Our data stack covers a wide range of risk indicators. These include the fire weather index for wildfires, historical tropical storm incidence, lightning flash density, landslide risk, flooding, and more – at varying degrees of geographic detail, adding up to many billions of datapoints.
The number of recent heatwaves in Europe shows just how important being aware of these environmental risks is. Fine-grained weather data is an asset that Schroders has invested in for many years.
We have access to weather data across the planet at every 30km interval, with variables such as temperature and rainfall gathered each hour. This helps us to visualise the recent European heatwaves for some of the top cities in that region. Our environmental data helps us analyse the historical context of the heat and understand how unusual recent events were.
To put this extreme event in context, we can plot all the July days experienced in all the European global cities over the last 10 years on one histogram, and then pick out the recent London heatwave from the distribution. The approximately 36.5°C recorded in London on 18 July 2022 was hotter than 98% of all July days in European global cities over the last 10 years, and 19 July, at around 39°C, was hotter than 99%.
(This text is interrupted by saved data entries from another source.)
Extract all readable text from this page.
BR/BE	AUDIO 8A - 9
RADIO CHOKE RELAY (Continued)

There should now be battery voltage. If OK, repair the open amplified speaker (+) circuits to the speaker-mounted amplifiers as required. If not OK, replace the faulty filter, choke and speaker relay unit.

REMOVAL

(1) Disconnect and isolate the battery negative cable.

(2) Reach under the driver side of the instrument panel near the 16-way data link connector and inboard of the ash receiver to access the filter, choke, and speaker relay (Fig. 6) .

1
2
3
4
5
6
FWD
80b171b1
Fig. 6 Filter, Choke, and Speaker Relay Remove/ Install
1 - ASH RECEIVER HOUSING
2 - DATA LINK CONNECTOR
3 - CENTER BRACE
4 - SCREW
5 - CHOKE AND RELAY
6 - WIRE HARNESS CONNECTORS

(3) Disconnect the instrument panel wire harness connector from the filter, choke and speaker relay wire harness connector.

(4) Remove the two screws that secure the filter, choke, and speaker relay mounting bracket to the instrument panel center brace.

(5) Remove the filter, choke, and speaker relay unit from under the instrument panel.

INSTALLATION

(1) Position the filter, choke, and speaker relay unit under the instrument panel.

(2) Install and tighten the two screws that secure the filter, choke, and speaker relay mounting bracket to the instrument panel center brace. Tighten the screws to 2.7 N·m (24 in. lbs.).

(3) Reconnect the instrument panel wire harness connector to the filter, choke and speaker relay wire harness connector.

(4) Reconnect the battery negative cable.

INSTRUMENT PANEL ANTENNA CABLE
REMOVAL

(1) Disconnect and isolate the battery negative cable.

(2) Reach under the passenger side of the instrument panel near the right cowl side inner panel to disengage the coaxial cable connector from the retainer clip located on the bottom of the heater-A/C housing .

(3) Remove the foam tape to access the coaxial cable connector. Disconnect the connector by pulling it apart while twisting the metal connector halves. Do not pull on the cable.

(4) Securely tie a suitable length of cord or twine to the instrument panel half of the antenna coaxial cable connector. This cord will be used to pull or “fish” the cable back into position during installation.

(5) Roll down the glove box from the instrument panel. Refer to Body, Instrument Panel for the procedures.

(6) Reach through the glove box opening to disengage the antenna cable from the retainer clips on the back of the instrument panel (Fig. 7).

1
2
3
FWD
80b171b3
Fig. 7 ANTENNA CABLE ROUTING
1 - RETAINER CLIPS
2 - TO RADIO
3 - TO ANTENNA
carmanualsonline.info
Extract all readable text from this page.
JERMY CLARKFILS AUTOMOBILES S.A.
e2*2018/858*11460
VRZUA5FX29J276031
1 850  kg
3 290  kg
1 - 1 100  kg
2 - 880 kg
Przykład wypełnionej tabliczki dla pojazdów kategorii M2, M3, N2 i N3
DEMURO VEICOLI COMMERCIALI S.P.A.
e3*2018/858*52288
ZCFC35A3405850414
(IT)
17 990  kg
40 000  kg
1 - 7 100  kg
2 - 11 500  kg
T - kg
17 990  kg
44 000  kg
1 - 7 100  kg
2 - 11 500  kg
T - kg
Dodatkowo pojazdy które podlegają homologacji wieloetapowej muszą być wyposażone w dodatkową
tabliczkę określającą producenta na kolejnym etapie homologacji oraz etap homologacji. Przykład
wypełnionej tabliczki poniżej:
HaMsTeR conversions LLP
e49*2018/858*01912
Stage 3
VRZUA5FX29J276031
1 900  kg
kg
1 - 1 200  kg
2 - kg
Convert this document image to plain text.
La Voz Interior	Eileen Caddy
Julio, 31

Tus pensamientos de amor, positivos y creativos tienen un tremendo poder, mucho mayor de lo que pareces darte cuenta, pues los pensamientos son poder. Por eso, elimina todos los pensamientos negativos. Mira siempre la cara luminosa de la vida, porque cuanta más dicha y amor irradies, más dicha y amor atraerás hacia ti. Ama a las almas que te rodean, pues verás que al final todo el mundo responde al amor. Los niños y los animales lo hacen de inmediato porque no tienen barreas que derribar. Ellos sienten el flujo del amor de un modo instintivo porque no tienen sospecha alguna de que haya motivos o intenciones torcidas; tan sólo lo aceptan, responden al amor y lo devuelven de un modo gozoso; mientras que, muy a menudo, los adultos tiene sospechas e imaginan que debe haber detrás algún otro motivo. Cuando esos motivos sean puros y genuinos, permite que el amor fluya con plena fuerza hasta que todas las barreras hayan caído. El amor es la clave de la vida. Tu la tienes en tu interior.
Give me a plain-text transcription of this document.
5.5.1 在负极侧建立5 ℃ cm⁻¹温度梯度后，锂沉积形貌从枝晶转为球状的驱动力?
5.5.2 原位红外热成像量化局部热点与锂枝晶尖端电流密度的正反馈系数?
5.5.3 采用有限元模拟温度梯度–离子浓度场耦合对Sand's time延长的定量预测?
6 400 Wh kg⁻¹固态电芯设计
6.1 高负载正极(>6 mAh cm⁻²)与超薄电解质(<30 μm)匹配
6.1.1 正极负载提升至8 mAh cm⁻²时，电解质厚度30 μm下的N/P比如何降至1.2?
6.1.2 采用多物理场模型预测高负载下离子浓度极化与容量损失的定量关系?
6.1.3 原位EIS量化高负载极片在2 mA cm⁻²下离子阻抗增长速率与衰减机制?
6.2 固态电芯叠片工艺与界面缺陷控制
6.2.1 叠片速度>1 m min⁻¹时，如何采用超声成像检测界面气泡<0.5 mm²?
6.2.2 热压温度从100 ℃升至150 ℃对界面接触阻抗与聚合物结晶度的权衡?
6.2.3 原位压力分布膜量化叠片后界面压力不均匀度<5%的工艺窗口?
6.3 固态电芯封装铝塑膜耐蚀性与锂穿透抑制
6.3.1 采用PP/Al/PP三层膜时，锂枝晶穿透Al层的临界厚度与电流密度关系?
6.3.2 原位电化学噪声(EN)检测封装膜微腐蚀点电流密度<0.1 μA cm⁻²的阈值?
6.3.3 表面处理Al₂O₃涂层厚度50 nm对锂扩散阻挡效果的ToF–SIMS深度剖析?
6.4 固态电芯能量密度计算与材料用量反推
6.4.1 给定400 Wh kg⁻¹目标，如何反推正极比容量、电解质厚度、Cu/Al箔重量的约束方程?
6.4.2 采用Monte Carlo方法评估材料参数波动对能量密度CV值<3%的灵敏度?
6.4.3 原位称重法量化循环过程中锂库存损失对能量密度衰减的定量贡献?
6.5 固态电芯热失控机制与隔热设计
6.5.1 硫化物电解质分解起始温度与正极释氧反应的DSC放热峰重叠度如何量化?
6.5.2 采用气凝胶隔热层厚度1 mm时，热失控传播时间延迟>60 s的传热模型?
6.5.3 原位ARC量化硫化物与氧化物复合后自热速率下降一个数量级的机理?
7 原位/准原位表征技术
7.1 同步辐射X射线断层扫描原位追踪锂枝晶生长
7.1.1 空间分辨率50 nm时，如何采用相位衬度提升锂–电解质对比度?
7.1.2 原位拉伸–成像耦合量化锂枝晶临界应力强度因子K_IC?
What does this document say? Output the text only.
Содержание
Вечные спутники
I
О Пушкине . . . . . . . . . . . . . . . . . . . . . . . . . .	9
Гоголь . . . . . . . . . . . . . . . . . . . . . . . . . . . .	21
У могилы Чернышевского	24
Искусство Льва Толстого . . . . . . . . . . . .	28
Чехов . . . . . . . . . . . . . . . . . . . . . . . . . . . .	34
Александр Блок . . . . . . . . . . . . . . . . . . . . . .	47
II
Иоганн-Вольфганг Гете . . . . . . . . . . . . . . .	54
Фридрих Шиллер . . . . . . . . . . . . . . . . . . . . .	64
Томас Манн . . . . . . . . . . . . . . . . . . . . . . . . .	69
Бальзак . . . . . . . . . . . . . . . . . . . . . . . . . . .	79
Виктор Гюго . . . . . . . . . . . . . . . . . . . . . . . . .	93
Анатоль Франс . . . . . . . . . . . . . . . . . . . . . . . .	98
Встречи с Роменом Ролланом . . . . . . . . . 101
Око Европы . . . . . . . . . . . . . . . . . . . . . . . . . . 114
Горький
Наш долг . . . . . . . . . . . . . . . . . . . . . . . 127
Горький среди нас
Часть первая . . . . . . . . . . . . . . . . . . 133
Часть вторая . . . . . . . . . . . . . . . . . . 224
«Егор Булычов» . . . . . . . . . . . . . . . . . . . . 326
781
However, as the figure below illustrates, although a surface temperature of around 40°C is very unusual for London, some European cities regularly experience these kind of peaks. We have picked out Paris, Rome and Madrid for comparison. These cities make up most of the right-hand tail of the previous distribution, to the right of the red dotted lines:
Despite these short-term changes for London and Paris, we are more concerned about the effects of climate change on prevailing temperatures in South Asia. Although the figure most often reported in the media is the air temperature just above the Earth’s surface (plotted in the chart above – and labelled as ‘surface temperature’), what people perceive to be the temperature is more important for comfort.
The ‘apparent temperature’ is the temperature equivalent perceived by humans, caused by the combined effects of air temperature, relative humidity and wind speed.
When we look at this measure for European cities compared to South Asian cities, it is clear that Europe still has a long way to go before its cities become as uncomfortable as those in South Asia.
Indeed, the impact of humidity and wind speed made it feel cooler than the approximately 39°C that was registered as the surface temperature on the 19 July 2022 in London. By contrast, in Delhi it regularly feels a full 10 degrees hotter than the actual temperature.
As the effects of climate change become more apparent across urban environments from South Asia to central and northern Europe, our infrastructure, offices and social spaces are going to come under increasing pressure to adapt.
Air conditioning may be the short-term knee-jerk response to keep clients happy; offices that lack this will fast become second-rate properties. However, the proliferation of air conditioning will further add to the operating carbon footprint of these spaces.
Over the medium term, we would expect to see buildings make use of innovative new architectural practices to reflect more light, minimise heat capture, and improve air circulation and ventilation. Urban planning that is conscious of the need to reduce urban “heat islands” will also need to become the norm, encouraging the provision and integration of green spaces into city centre developments.